けたたましい爆発音が、廃ビル群の隙間にこだまする。

もうもうと立ち込める紫色の煙幕の中を、一つの影が物理法則を無視したような速度で駆け抜けていた。

 

「ハッ!遅い遅い遅い!アタシを捉えたいなら、せめて弾速を三倍にしてから出直してきなよ!」

 

巨大なアンチマテリアルライフルを片手で振り回しながら、瓦礫の壁を蹴り上げて中空を舞うのは、何羽ヒタキだった。

彼女の機動力は、一年生の時とは比較にならないほどの進化を遂げていた。

 

「よいしょー!」

 

前衛に飛び出しては敵の陣形を散らし、次の瞬間には数百メートル後方の狙撃ポイントへ撤退している。

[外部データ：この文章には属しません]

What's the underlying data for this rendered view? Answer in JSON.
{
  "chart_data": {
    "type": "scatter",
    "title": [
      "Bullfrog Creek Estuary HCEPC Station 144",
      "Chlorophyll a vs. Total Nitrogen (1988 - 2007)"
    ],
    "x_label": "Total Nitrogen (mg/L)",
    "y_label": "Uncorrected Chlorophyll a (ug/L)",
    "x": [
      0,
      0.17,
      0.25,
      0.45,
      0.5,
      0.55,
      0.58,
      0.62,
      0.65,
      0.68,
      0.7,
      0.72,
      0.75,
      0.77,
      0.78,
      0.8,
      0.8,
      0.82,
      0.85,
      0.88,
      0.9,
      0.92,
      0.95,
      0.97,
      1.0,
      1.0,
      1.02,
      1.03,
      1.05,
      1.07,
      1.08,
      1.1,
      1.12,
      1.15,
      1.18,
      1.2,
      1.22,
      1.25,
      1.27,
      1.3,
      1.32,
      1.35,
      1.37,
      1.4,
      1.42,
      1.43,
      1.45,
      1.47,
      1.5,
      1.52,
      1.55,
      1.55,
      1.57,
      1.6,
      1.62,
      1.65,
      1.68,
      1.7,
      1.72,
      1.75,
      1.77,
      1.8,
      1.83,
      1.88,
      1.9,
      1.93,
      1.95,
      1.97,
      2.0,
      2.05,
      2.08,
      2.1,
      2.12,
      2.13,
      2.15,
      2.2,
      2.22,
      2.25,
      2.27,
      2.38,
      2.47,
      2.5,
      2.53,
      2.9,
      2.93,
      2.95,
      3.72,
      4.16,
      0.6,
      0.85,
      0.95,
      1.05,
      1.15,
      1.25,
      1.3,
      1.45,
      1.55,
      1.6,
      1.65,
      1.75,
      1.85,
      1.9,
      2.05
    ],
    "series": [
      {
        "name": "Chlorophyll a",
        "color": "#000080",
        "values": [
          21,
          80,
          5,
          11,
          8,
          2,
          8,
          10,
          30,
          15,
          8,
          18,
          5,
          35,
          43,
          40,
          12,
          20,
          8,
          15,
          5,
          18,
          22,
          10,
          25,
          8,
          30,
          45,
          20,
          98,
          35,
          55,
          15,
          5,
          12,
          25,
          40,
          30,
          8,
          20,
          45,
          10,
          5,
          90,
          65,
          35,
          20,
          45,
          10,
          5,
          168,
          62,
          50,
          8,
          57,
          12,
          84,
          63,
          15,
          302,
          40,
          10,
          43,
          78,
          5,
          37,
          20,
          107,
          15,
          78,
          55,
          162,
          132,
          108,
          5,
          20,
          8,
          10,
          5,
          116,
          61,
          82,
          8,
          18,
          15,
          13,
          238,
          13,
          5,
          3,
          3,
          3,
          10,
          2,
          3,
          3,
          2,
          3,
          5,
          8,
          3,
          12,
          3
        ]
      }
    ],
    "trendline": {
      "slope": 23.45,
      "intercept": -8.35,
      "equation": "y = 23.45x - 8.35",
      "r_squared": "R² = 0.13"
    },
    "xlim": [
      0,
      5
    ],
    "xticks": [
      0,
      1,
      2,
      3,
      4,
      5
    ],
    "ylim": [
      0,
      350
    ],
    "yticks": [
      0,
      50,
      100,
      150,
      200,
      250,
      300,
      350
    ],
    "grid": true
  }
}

その無尽蔵のスタミナと、恐怖から逃れるために極限まで最適化されたパルクール技術は、敵からすれば「どこから撃たれているのか分からない」という絶対的な混乱を引き起こしていた。

 

「ちょこまか動きやがって!照準が合わねぇ!」

 

敵の傭兵が叫びながら機関銃を掃射する。

 

『アハハ!照準が合わないのは貴方たちの『目』が悪いからじゃないの〜?』

「?!」

 

その傭兵の耳元のインカムから、突如として『傭兵のリーダーの声』が響いた。

口調は似ても似つかないが、その声は間違いなく本物であった。

 

『──全員、ただちに射撃を停止しろ!三時の方向へ退避だ!そこに罠がある!』

「えっ!?は、はい!?ボス!」

 

リーダーの命令に疑いも持たず、傭兵たちは一斉にカバーから飛び出し、指定された方向へと走った。

 

『ウフーフ♪』

 

だが、それは致命的な罠だった。

インカムから聞こえた声は本物のリーダーのものではない。

どこかの安全な場所でタブレットを操作しているチドリによる『声真似』とハッキングのコンボである。

 

「アハハハハ!バーカ!そんな素直に動いたらアタシの可愛い子たちの射線にドンピシャじゃん!」

「CROW2、その声でその口調やめてください。鳥肌が立ちます」

 

チドリは、敵の通信網を完全に掌握し、七色の声を自在に操ることで敵陣を内部から崩壊させていた。

彼女がこの一年で磨き上げた特技は『変声』。

通信傍受で得た敵のサンプル音声をもとに、彼女自身の発声技術とリアルタイムの音声補正プログラムを掛け合わせることで、あらゆる人物の声を完璧に偽装する恐るべき技術。

 

そして、彼女の『時限掃射(プリセットファイア)』もドローン操作技術の向上により正確に進化しており、それは一秒の狂いもなく発動する。

 

ガガガガガガッ!!

 

退避した傭兵たちの頭上に潜んでいたドローン群が一斉に火を噴き、彼らは成す術もなく弾丸の雨に沈んだ。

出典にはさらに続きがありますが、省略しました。